Steve McCraw, head of the Texas Department of Public Safety (DPS), made the announcement Thursday, according to Texas-based news outlet The Monitor. Speaking in front of the state House Committee on Appropriations in Austin, McCraw said, "I’m convinced that now, from a helicopter platform, that we shouldn’t shoot unless being shot at, or unless someone is being shot at."
CBS Rio Grande Valley affiliate KVEO News Center 23 noted that Texas' policy allowing State Troopers to fire from the air at moving vehicles was the only one of its kind among law enforcement agencies in Southwestern border states. The new policy clarifies old language that had formerly permitted troopers to open fire on a vehicle based on a suspect's aggressive or reckless driving.
From the new policy, provided to The Huffington Post in an email from the DPS:
1. In addition to the other requirements of this policy, a firearms discharge from an aircraft is authorized only when an officer reasonably believes that the suspect has used or is about to use deadly force by use of a deadly weapon against the air crew, ground officers or innocent third parties.
2. For purposes of authorizing the discharge of a weapon from an aircraft, a suspect’s driving behavior including aggressive or reckless driving to evade arrest does not constitute use of a deadly weapon by the suspect.
The Austin Statesman notes that DPS actually adopted the new policy last week, but that the official announcement was not made until Thursday.
A DPS spokesman told HuffPost in an email that the change in policy was not influenced by the aerial shooting last fall that killed two Guatemalan immigrants in a pickup.
The incident occurred in October near the town of La Joya, just north of the Mexico border, according to CBS News. Police observed the truck traveling down a deserted road, and judged it to be carrying drugs and driving recklessly. The Statesman reports that trooper Miguel Avila opened fire on the truck intending to disable it but hit the bed of the truck, killing Jose Leonardo Coj Cumar, 32, and Marcos Antonio Castro Estrada, 29, who were hiding under a blanket.

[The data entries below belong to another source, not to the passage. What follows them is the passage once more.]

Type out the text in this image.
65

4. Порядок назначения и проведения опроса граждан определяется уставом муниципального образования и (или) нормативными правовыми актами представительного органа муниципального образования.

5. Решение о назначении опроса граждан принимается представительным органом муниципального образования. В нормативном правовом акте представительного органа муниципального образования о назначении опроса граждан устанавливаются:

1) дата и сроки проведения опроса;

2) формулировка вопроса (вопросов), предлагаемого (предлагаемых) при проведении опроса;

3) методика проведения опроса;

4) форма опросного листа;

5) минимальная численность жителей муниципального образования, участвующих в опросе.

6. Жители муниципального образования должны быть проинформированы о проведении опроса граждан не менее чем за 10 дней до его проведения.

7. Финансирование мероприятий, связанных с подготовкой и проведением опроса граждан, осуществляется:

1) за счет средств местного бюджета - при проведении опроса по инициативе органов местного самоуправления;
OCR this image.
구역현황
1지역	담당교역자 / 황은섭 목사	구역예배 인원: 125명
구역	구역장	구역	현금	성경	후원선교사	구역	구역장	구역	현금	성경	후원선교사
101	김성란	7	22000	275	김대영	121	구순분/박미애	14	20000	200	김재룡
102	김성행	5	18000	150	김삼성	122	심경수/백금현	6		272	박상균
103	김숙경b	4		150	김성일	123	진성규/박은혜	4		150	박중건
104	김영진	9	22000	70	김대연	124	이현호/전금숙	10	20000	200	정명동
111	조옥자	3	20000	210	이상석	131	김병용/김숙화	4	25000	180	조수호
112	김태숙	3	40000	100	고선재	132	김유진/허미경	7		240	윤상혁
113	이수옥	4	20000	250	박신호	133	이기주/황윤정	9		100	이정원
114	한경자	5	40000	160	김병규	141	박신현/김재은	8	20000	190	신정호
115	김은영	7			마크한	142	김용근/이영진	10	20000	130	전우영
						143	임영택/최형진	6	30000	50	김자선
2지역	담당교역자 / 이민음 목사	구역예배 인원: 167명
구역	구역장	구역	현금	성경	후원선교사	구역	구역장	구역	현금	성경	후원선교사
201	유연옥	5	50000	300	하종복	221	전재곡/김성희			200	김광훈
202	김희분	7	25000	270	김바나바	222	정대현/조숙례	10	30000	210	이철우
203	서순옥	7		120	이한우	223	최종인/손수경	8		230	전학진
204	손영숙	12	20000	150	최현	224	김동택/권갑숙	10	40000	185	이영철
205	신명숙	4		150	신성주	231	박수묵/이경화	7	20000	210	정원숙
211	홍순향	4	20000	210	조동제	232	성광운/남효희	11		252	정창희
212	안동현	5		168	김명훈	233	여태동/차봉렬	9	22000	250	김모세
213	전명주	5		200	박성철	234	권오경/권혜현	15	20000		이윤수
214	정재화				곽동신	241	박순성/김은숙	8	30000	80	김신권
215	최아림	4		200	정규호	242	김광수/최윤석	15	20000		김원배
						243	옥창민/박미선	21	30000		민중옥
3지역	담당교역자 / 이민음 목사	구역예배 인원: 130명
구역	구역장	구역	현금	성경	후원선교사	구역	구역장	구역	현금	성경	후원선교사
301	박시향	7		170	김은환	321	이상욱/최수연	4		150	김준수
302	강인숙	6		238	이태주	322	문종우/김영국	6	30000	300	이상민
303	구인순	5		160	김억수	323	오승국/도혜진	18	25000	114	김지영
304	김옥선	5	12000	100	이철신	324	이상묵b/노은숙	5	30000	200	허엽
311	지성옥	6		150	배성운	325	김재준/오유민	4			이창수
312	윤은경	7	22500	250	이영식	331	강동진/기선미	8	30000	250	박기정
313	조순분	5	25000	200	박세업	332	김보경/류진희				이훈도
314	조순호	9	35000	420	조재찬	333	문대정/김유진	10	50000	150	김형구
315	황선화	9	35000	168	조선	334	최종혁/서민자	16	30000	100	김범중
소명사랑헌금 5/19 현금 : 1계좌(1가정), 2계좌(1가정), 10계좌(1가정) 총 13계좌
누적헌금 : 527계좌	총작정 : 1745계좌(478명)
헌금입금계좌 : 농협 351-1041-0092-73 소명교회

According to the Associated Press, the FBI and the U.S. Justice Department’s Civil Rights Division McCraw were ordered to investigate the incident at the behest of McCraw.
In a statement release to the AP, the ACLU expressed its support for the move:
"We are relieved that Texas is ending this extreme practice, which no other Southwestern border states have ever allowed," said Terri Burke, executive director of the ACLU of Texas. "We hope that this decision is a step, if only a small one, toward ending the culture of violence that pervades enforcement of border security in Texas."